A shoulder shot is the same as a hip shot!!?? Time to get a book on game anatomy. Just like shooting a human through the chest from shoulder to shoulder, the same shot on game is immediately effective. If your observations suggest otherwise, it means either your bullet failed, you misidentified the location of the shoulder, or you missed.
Sigh.
Humans don't walk with our shoulders.
We walk with our hips.
Breaking the bones necessary for locomotion is the main goal of a shoulder shot on game, with paralysis and death by exsanguination being the secondary aims. Human shoulders are not necessary for locomotion, human hips are. Hence the analogy that immobilizing a human by shooting through the hips is the equivalent of a shoulder shot on a quadruped.
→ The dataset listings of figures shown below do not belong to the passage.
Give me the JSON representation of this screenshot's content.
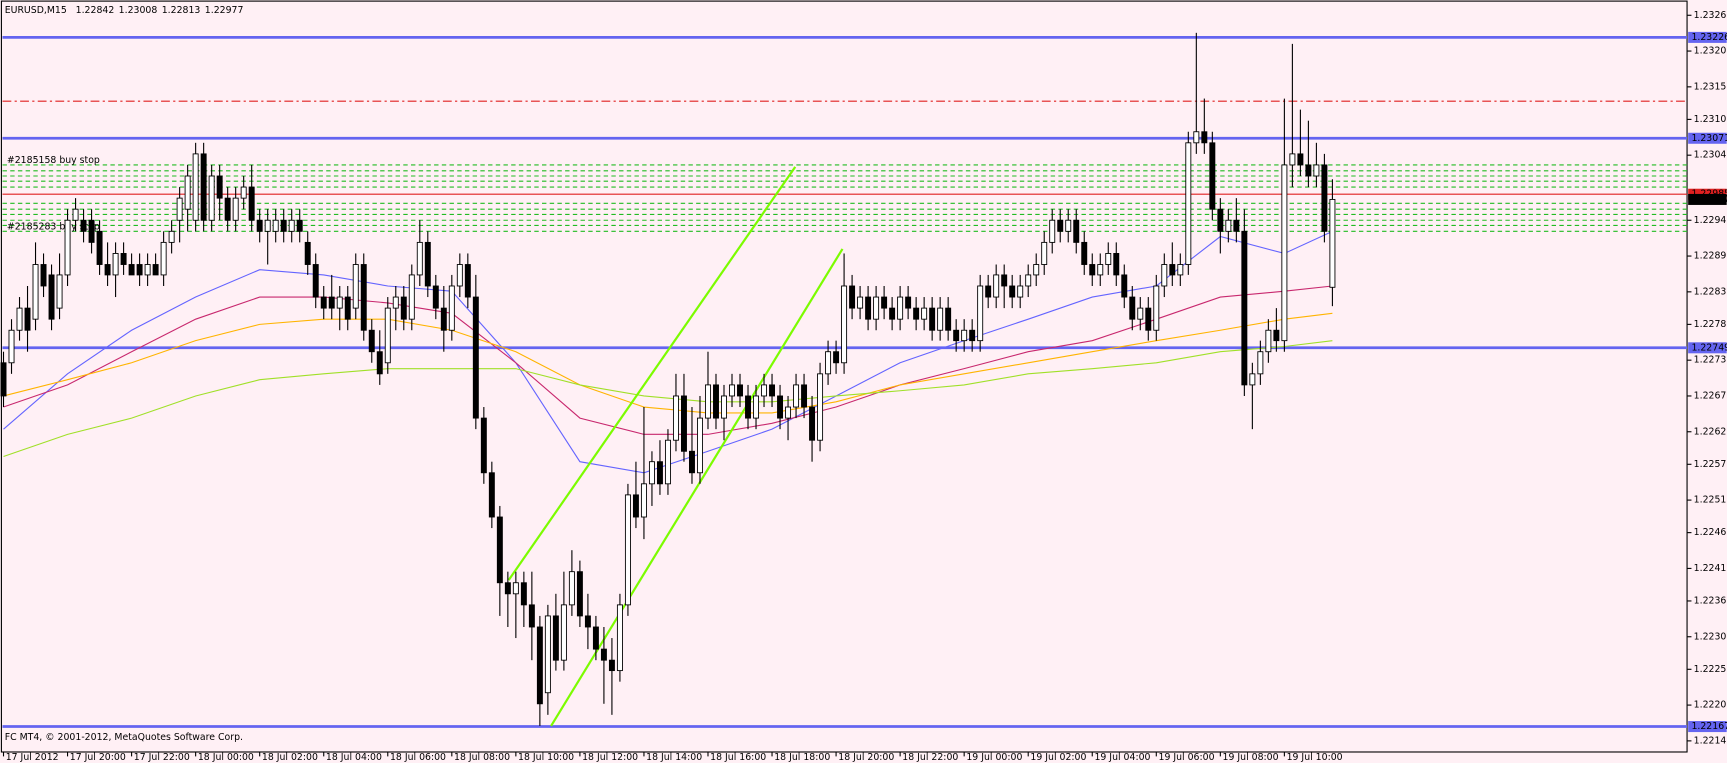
{
  "chart_data": {
    "type": "candlestick",
    "title": "EURUSD,M15",
    "footer": "FC MT4, © 2001-2012, MetaQuotes Software Corp.",
    "background": "#fff0f5",
    "open": [
      1.22726,
      1.22726,
      1.22776,
      1.2281,
      1.22793,
      1.22877,
      1.22861,
      1.2281,
      1.22861,
      1.22945,
      1.22945,
      1.22945,
      1.22928,
      1.22877,
      1.22861,
      1.22894,
      1.22877,
      1.22877,
      1.22861,
      1.22877,
      1.22861,
      1.22911,
      1.22945,
      1.22962,
      1.22945,
      1.23047,
      1.22945,
      1.23013,
      1.22979,
      1.22945,
      1.22979,
      1.22996,
      1.22945,
      1.22928,
      1.22928,
      1.22945,
      1.22928,
      1.22945,
      1.22911,
      1.22877,
      1.22827,
      1.22827,
      1.2281,
      1.22827,
      1.2281,
      1.22877,
      1.22776,
      1.22743,
      1.22726,
      1.2281,
      1.22827,
      1.22793,
      1.22861,
      1.22911,
      1.22844,
      1.2281,
      1.22776,
      1.22844,
      1.22877,
      1.22827,
      1.22641,
      1.22557,
      1.22489,
      1.22388,
      1.22371,
      1.22388,
      1.22354,
      1.2232,
      1.22219,
      1.22337,
      1.22269,
      1.22354,
      1.22405,
      1.22337,
      1.2232,
      1.22286,
      1.22269,
      1.22253,
      1.22354,
      1.22523,
      1.22489,
      1.2254,
      1.22574,
      1.2254,
      1.22607,
      1.22675,
      1.2259,
      1.22557,
      1.22641,
      1.22692,
      1.22641,
      1.22675,
      1.22692,
      1.22675,
      1.22641,
      1.22675,
      1.22692,
      1.22675,
      1.22641,
      1.22658,
      1.22692,
      1.22658,
      1.22607,
      1.22709,
      1.22743,
      1.22726,
      1.22844,
      1.2281,
      1.22827,
      1.22793,
      1.22827,
      1.2281,
      1.22793,
      1.22827,
      1.2281,
      1.22793,
      1.2281,
      1.22776,
      1.2281,
      1.22776,
      1.2276,
      1.22776,
      1.2276,
      1.22844,
      1.22827,
      1.22861,
      1.22844,
      1.22827,
      1.22844,
      1.22861,
      1.22877,
      1.22911,
      1.22945,
      1.22928,
      1.22945,
      1.22911,
      1.22877,
      1.22861,
      1.22877,
      1.22894,
      1.22861,
      1.22827,
      1.22793,
      1.2281,
      1.22776,
      1.22844,
      1.22877,
      1.22861,
      1.22877,
      1.23064,
      1.23081,
      1.23064,
      1.22962,
      1.22928,
      1.22945,
      1.22928,
      1.22692,
      1.22709,
      1.22743,
      1.22776,
      1.2276,
      1.2303,
      1.23047,
      1.2303,
      1.23013,
      1.2303,
      1.22842
    ],
    "high": [
      1.22743,
      1.22793,
      1.22827,
      1.22844,
      1.22911,
      1.22894,
      1.22877,
      1.22894,
      1.22962,
      1.22979,
      1.22962,
      1.22962,
      1.22945,
      1.22911,
      1.22911,
      1.22911,
      1.22894,
      1.22894,
      1.22894,
      1.22894,
      1.22928,
      1.22945,
      1.22996,
      1.2303,
      1.23064,
      1.23064,
      1.2303,
      1.2303,
      1.22996,
      1.22996,
      1.23013,
      1.2303,
      1.22962,
      1.22962,
      1.22962,
      1.22962,
      1.22962,
      1.22962,
      1.22928,
      1.22894,
      1.22844,
      1.22861,
      1.22844,
      1.22844,
      1.22894,
      1.22894,
      1.22793,
      1.22776,
      1.22827,
      1.22844,
      1.22844,
      1.22877,
      1.22945,
      1.22928,
      1.22861,
      1.22844,
      1.22861,
      1.22894,
      1.22894,
      1.22861,
      1.22658,
      1.22574,
      1.22506,
      1.22405,
      1.22405,
      1.22405,
      1.22405,
      1.22337,
      1.22354,
      1.22371,
      1.22405,
      1.22438,
      1.22422,
      1.22371,
      1.22337,
      1.2232,
      1.22303,
      1.22371,
      1.2254,
      1.22574,
      1.22658,
      1.2259,
      1.22607,
      1.22624,
      1.22709,
      1.22709,
      1.22658,
      1.22675,
      1.22743,
      1.22709,
      1.22692,
      1.22709,
      1.22709,
      1.22692,
      1.22692,
      1.22709,
      1.22709,
      1.22692,
      1.22675,
      1.22709,
      1.22709,
      1.22675,
      1.22726,
      1.2276,
      1.2276,
      1.22894,
      1.22861,
      1.22844,
      1.22844,
      1.22844,
      1.22844,
      1.22827,
      1.22844,
      1.22844,
      1.22827,
      1.22827,
      1.22827,
      1.22827,
      1.22827,
      1.22793,
      1.22793,
      1.22793,
      1.22861,
      1.22861,
      1.22877,
      1.22877,
      1.22861,
      1.22861,
      1.22877,
      1.22894,
      1.22928,
      1.22962,
      1.22962,
      1.22962,
      1.22962,
      1.22928,
      1.22894,
      1.22894,
      1.22911,
      1.22911,
      1.22877,
      1.22844,
      1.22827,
      1.22827,
      1.22861,
      1.22894,
      1.22911,
      1.22894,
      1.23081,
      1.23233,
      1.23132,
      1.23081,
      1.22979,
      1.22962,
      1.22979,
      1.22962,
      1.22726,
      1.2276,
      1.22793,
      1.2281,
      1.23132,
      1.23216,
      1.23115,
      1.23098,
      1.23064,
      1.23047,
      1.23008
    ],
    "low": [
      1.22658,
      1.22709,
      1.2276,
      1.22743,
      1.22776,
      1.22827,
      1.22776,
      1.22793,
      1.22844,
      1.22928,
      1.22911,
      1.22894,
      1.22861,
      1.22844,
      1.22827,
      1.22861,
      1.22861,
      1.22844,
      1.22844,
      1.22861,
      1.22844,
      1.22894,
      1.22911,
      1.22928,
      1.22928,
      1.22928,
      1.22928,
      1.22945,
      1.22928,
      1.22928,
      1.22962,
      1.22928,
      1.22911,
      1.22877,
      1.22911,
      1.22911,
      1.22911,
      1.22911,
      1.22861,
      1.2281,
      1.22793,
      1.22793,
      1.22776,
      1.22776,
      1.22793,
      1.2276,
      1.22726,
      1.22692,
      1.22709,
      1.22776,
      1.22776,
      1.22776,
      1.22844,
      1.22827,
      1.22793,
      1.22743,
      1.2276,
      1.22827,
      1.2281,
      1.22624,
      1.2254,
      1.22472,
      1.22337,
      1.2232,
      1.22303,
      1.2232,
      1.22269,
      1.22168,
      1.22185,
      1.22253,
      1.22253,
      1.22337,
      1.2232,
      1.22286,
      1.22269,
      1.22202,
      1.22185,
      1.22236,
      1.22337,
      1.22472,
      1.22455,
      1.22506,
      1.22523,
      1.22523,
      1.2259,
      1.22574,
      1.2254,
      1.2254,
      1.22624,
      1.22624,
      1.22607,
      1.22658,
      1.22658,
      1.22624,
      1.22624,
      1.22658,
      1.22658,
      1.22624,
      1.22607,
      1.22641,
      1.22641,
      1.22574,
      1.2259,
      1.22692,
      1.22709,
      1.22709,
      1.22793,
      1.22793,
      1.22776,
      1.22776,
      1.22793,
      1.22776,
      1.22776,
      1.22793,
      1.22776,
      1.22776,
      1.2276,
      1.2276,
      1.2276,
      1.22743,
      1.22743,
      1.22743,
      1.22743,
      1.2281,
      1.2281,
      1.2281,
      1.2281,
      1.2281,
      1.22827,
      1.22844,
      1.22861,
      1.22894,
      1.22911,
      1.22911,
      1.22894,
      1.22861,
      1.22844,
      1.22844,
      1.22861,
      1.22844,
      1.2281,
      1.22776,
      1.22776,
      1.2276,
      1.2276,
      1.22827,
      1.22844,
      1.22844,
      1.22861,
      1.23047,
      1.23047,
      1.22945,
      1.22894,
      1.22911,
      1.22911,
      1.22675,
      1.22624,
      1.22692,
      1.22726,
      1.22743,
      1.22743,
      1.22996,
      1.23013,
      1.22996,
      1.22996,
      1.22911,
      1.22813
    ],
    "close": [
      1.22675,
      1.22776,
      1.2281,
      1.22776,
      1.22877,
      1.22844,
      1.22793,
      1.22861,
      1.22945,
      1.22962,
      1.22928,
      1.22911,
      1.22877,
      1.22861,
      1.22894,
      1.22877,
      1.22861,
      1.22861,
      1.22877,
      1.22861,
      1.22911,
      1.22928,
      1.22979,
      1.23013,
      1.23047,
      1.22945,
      1.23013,
      1.22979,
      1.22945,
      1.22979,
      1.22996,
      1.22945,
      1.22928,
      1.22945,
      1.22945,
      1.22928,
      1.22945,
      1.22928,
      1.22877,
      1.22827,
      1.2281,
      1.2281,
      1.22827,
      1.22793,
      1.22877,
      1.22776,
      1.22743,
      1.22709,
      1.2281,
      1.22827,
      1.22793,
      1.22861,
      1.22911,
      1.22844,
      1.2281,
      1.22776,
      1.22844,
      1.22877,
      1.22827,
      1.22641,
      1.22557,
      1.22489,
      1.22388,
      1.22371,
      1.22388,
      1.22354,
      1.2232,
      1.22202,
      1.22337,
      1.22269,
      1.22354,
      1.22405,
      1.22337,
      1.2232,
      1.22286,
      1.22269,
      1.22253,
      1.22354,
      1.22523,
      1.22489,
      1.2254,
      1.22574,
      1.2254,
      1.22607,
      1.22675,
      1.2259,
      1.22557,
      1.22641,
      1.22692,
      1.22641,
      1.22675,
      1.22692,
      1.22675,
      1.22641,
      1.22675,
      1.22692,
      1.22675,
      1.22641,
      1.22658,
      1.22692,
      1.22658,
      1.22607,
      1.22709,
      1.22743,
      1.22726,
      1.22844,
      1.2281,
      1.22827,
      1.22793,
      1.22827,
      1.2281,
      1.22793,
      1.22827,
      1.2281,
      1.22793,
      1.2281,
      1.22776,
      1.2281,
      1.22776,
      1.2276,
      1.22776,
      1.2276,
      1.22844,
      1.22827,
      1.22861,
      1.22844,
      1.22827,
      1.22844,
      1.22861,
      1.22877,
      1.22911,
      1.22945,
      1.22928,
      1.22945,
      1.22911,
      1.22877,
      1.22861,
      1.22877,
      1.22894,
      1.22861,
      1.22827,
      1.22793,
      1.2281,
      1.22776,
      1.22844,
      1.22877,
      1.22861,
      1.22877,
      1.23064,
      1.23081,
      1.23064,
      1.22962,
      1.22928,
      1.22945,
      1.22928,
      1.22692,
      1.22709,
      1.22743,
      1.22776,
      1.2276,
      1.2303,
      1.23047,
      1.2303,
      1.23013,
      1.2303,
      1.22928,
      1.22977
    ],
    "xlim": [
      -0.4,
      210.3
    ],
    "xticks": [
      {
        "value": 0,
        "label": "17 Jul 2012"
      },
      {
        "value": 8,
        "label": "17 Jul 20:00"
      },
      {
        "value": 16,
        "label": "17 Jul 22:00"
      },
      {
        "value": 24,
        "label": "18 Jul 00:00"
      },
      {
        "value": 32,
        "label": "18 Jul 02:00"
      },
      {
        "value": 40,
        "label": "18 Jul 04:00"
      },
      {
        "value": 48,
        "label": "18 Jul 06:00"
      },
      {
        "value": 56,
        "label": "18 Jul 08:00"
      },
      {
        "value": 64,
        "label": "18 Jul 10:00"
      },
      {
        "value": 72,
        "label": "18 Jul 12:00"
      },
      {
        "value": 80,
        "label": "18 Jul 14:00"
      },
      {
        "value": 88,
        "label": "18 Jul 16:00"
      },
      {
        "value": 96,
        "label": "18 Jul 18:00"
      },
      {
        "value": 104,
        "label": "18 Jul 20:00"
      },
      {
        "value": 112,
        "label": "18 Jul 22:00"
      },
      {
        "value": 120,
        "label": "19 Jul 00:00"
      },
      {
        "value": 128,
        "label": "19 Jul 02:00"
      },
      {
        "value": 136,
        "label": "19 Jul 04:00"
      },
      {
        "value": 144,
        "label": "19 Jul 06:00"
      },
      {
        "value": 152,
        "label": "19 Jul 08:00"
      },
      {
        "value": 160,
        "label": "19 Jul 10:00"
      }
    ],
    "ylim": [
      1.22133,
      1.23275
    ],
    "yticks": [
      {
        "value": 1.2326,
        "label": "1.23260"
      },
      1.23205,
      {
        "value": 1.2315,
        "label": "1.23150"
      },
      {
        "value": 1.231,
        "label": "1.23100"
      },
      1.23045,
      1.22945,
      {
        "value": 1.2289,
        "label": "1.22890"
      },
      1.22835,
      1.22785,
      {
        "value": 1.2273,
        "label": "1.22730"
      },
      1.22675,
      {
        "value": 1.2262,
        "label": "1.22620"
      },
      {
        "value": 1.2257,
        "label": "1.22570"
      },
      1.22515,
      1.22465,
      {
        "value": 1.2241,
        "label": "1.22410"
      },
      {
        "value": 1.2236,
        "label": "1.22360"
      },
      1.22305,
      1.22255,
      {
        "value": 1.222,
        "label": "1.22200"
      },
      1.22145
    ],
    "mas": [
      {
        "color": "#6464ff",
        "x": [
          0,
          8,
          16,
          24,
          32,
          40,
          48,
          56,
          64,
          72,
          80,
          88,
          96,
          104,
          112,
          120,
          128,
          136,
          144,
          152,
          160,
          166
        ],
        "values": [
          1.22624,
          1.22709,
          1.22776,
          1.22827,
          1.22869,
          1.22861,
          1.22844,
          1.22836,
          1.22726,
          1.22574,
          1.22557,
          1.2259,
          1.22624,
          1.22675,
          1.22726,
          1.2276,
          1.22793,
          1.22827,
          1.22844,
          1.2292,
          1.22894,
          1.22928
        ]
      },
      {
        "color": "#c8286e",
        "x": [
          0,
          8,
          16,
          24,
          32,
          40,
          48,
          56,
          64,
          72,
          80,
          88,
          96,
          104,
          112,
          120,
          128,
          136,
          144,
          152,
          160,
          166
        ],
        "values": [
          1.22658,
          1.22692,
          1.22743,
          1.22793,
          1.22827,
          1.22827,
          1.22818,
          1.22802,
          1.22726,
          1.22641,
          1.22616,
          1.22616,
          1.22633,
          1.22658,
          1.22692,
          1.22717,
          1.22743,
          1.2276,
          1.22793,
          1.22827,
          1.22836,
          1.22844
        ]
      },
      {
        "color": "#ffb400",
        "x": [
          0,
          8,
          16,
          24,
          32,
          40,
          48,
          56,
          64,
          72,
          80,
          88,
          96,
          104,
          112,
          120,
          128,
          136,
          144,
          152,
          160,
          166
        ],
        "values": [
          1.22675,
          1.227,
          1.22726,
          1.2276,
          1.22785,
          1.22793,
          1.22793,
          1.22776,
          1.22743,
          1.22692,
          1.22658,
          1.22649,
          1.22649,
          1.22666,
          1.22692,
          1.22709,
          1.22726,
          1.22743,
          1.2276,
          1.22776,
          1.22793,
          1.22802
        ]
      },
      {
        "color": "#a0e028",
        "x": [
          0,
          8,
          16,
          24,
          32,
          40,
          48,
          56,
          64,
          72,
          80,
          88,
          96,
          104,
          112,
          120,
          128,
          136,
          144,
          152,
          160,
          166
        ],
        "values": [
          1.22582,
          1.22616,
          1.22641,
          1.22675,
          1.227,
          1.22709,
          1.22717,
          1.22717,
          1.22717,
          1.22692,
          1.22675,
          1.22666,
          1.22666,
          1.22675,
          1.22683,
          1.22692,
          1.22709,
          1.22717,
          1.22726,
          1.22743,
          1.22751,
          1.2276
        ]
      }
    ],
    "levels": [
      {
        "value": 1.23226
      },
      {
        "value": 1.23071
      },
      {
        "value": 1.22749
      },
      {
        "value": 1.22167
      }
    ],
    "level_color": "#6464f0",
    "orders": [
      {
        "value": 1.2303,
        "label": "#2185158 buy stop"
      },
      {
        "value": 1.23021
      },
      {
        "value": 1.23013
      },
      {
        "value": 1.23005
      },
      {
        "value": 1.22996
      },
      {
        "value": 1.22971
      },
      {
        "value": 1.22962
      },
      {
        "value": 1.22954
      },
      {
        "value": 1.22945
      },
      {
        "value": 1.22937
      },
      {
        "value": 1.22928,
        "label": "#2185283 buy stop"
      }
    ],
    "order_color": "#22bb22",
    "stop_line": {
      "value": 1.23128,
      "color": "#e02020"
    },
    "ask_line": {
      "value": 1.22985,
      "color": "#e02020"
    },
    "trendlines": [
      {
        "x": [
          63.1,
          98.9
        ],
        "values": [
          1.22392,
          1.23027
        ]
      },
      {
        "x": [
          68.4,
          104.8
        ],
        "values": [
          1.22168,
          1.22901
        ]
      }
    ],
    "trendline_color": "#7cfc00"
  }
}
I also didn't say it wouldn't be immediately effective. In fact, I said precisely the opposite, but I suppose you chose to overlook that. What I did say is that there's a difference between immediately effective and immediately lethal, and they shouldn't be confused. Just because an animal crumples in place doesn't mean it dies any faster than one shot through the heart and/or lungs. I would submit that a lot of those "DRT" stories aren't actually accurate; it still takes you several minutes to approach and find the animal, which is plenty of time to bleed out, or worse die through suffocation from paralysis. As much or more time as it takes from a heart/lung shot. Last deer I shot through both lungs ran 30 yards and was unconscious in less than ten seconds. I've made high shoulder shots where the animal was immediately anchored and paralyzed, but took (or would have taken) longer to die without a follow up shot to speed up exsanguination or stop the heart. Just breaking bones and severing a spinal column will result in a longer and more painful death than death by destruction of the heart or rapid exsanguination.